I have been in dozens of fires as a reporter and previously as a firefighter myself, so I have personal knowledge of how fires behave. What I saw that day was like nothing I’d seen before. This fire towered more than a hundred metres high and flowed like liquid over the ground. Trees literally exploded as the fire approached, with tree trunks and debris thrown hundreds of metres into the air, even as helicopters and aircraft tried desperately to drop fire retardant and guide it away from the hundreds of people trapped in Rayleigh.

This was not "normal" fire behaviour. No firefighter I knew had ever seen anything like the fires that burned in Barriere and Rayleigh. Weeks later, the Okanagan Mountain Park fire ignited, destroying another 239 homes.

At the time, it was the worst wildfire in history and since then, the predictions of climatologists have played out with terrifying accuracy in the Okanagan Valley. The frequency of massive, uncontrollable fires has increased to the point where our family was evacuated three times. In 2021, a catastrophic "atmospheric river" destroyed all the highways and roads between Vancouver and the Okanagan Valley. Just like an apocalyptic disaster movie, crowds packed into grocery stores, competing to grab the last canned foods or rolls of toilet paper off the almost-bare shelves.

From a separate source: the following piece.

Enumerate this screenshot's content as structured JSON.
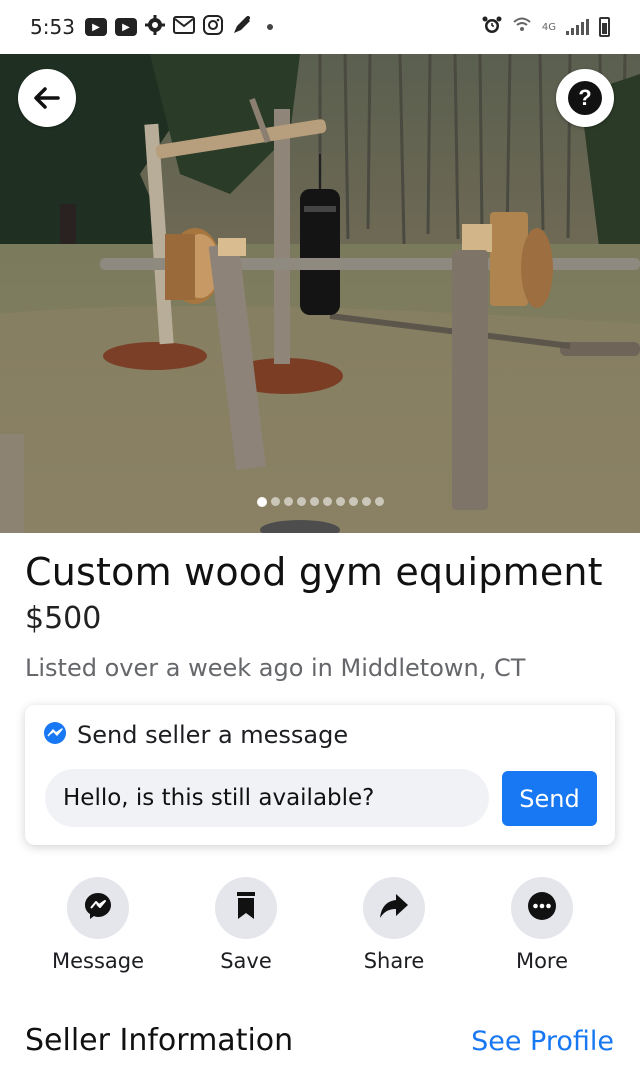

The heat dome was even worse, as temperatures soared to an unheard of 47 C in Kelowna and 49.3 C in nearby Lytton, which burned to the ground the next day. The heat caused hundreds of deaths in B.C., making it the deadliest weather-related disaster in our history.

Healthy grape vines in past years in B.C.'s Okanagan. Photo by: Stephanie Symons

Despite all that, it was the fate of the wine grapes that finally convinced us our time in the Okanagan Valley was coming to an end. Before we moved, I was editor of the agricultural magazine Orchard and Vine and in 2022, I learned that 30 to 50 per cent of the entire crop had been destroyed, but worse, many of the vines were also damaged or dead.

I also learned the productivity of wine grapes in the region had been declining steadily for 10 straight years BEFORE the 2022 disaster and the same thing was happening in California, France, Australia, Chile and Argentina, a result of extreme temperatures and wildfires.

The evidence had become overwhelming that the Okanagan Valley is facing a growing environmental catastrophe that threatens the core of its economy, which is based on agriculture, tourism and forestry. Many people, including me, suffered from annual bouts of asthma.

With our kids out of the house and living in Vancouver, we didn’t have any compelling reason to stay in West Kelowna anymore, so we made the hard decision to leave our friends, our beautiful neighbourhood and my wife’s job and flee to the relatively cool climate of the Gulf Islands.

Sadly, our fears of climate catastrophe in the Okanagan are being fully realized. Last year, the largest wildfires in B.C.’s history tore across the province, but particularly through the area where we once lived, which was at the heart of the now infamous McDougall Creek wildfire.

Our old house was not destroyed, but 200 families lost their homes and our beloved Rose Valley Regional Park became a wasteland of blackened, dead trees.

Then, extreme cold set in once again over the winter and this past week, we learned that virtually all the wine grapes in the Okanagan Valley have been lost. While we know the grapes are gone, it is also likely the vast majority of vines are dead or badly damaged, which means the only way the wine industry can recover is through a full replant of the entire region. At best, growers are three years away from seeing another crop, but there is no guarantee new vines will survive, either.

The wineries I visited and wrote about, the families who built them from nothing, the people who work in the wine industry and agri-tourism all face a bleak future. So, I am not the only climate refugee from the Okanagan. I’m just one of the first to move on and seek a life somewhere I hope will be less ravaged by global warming.

For me, those dead grape buds in the Okanagan Valley are Canada’s canary in the coal mine, the graphic warning that true catastrophe awaits us should we fail to win our existential battle against climate change.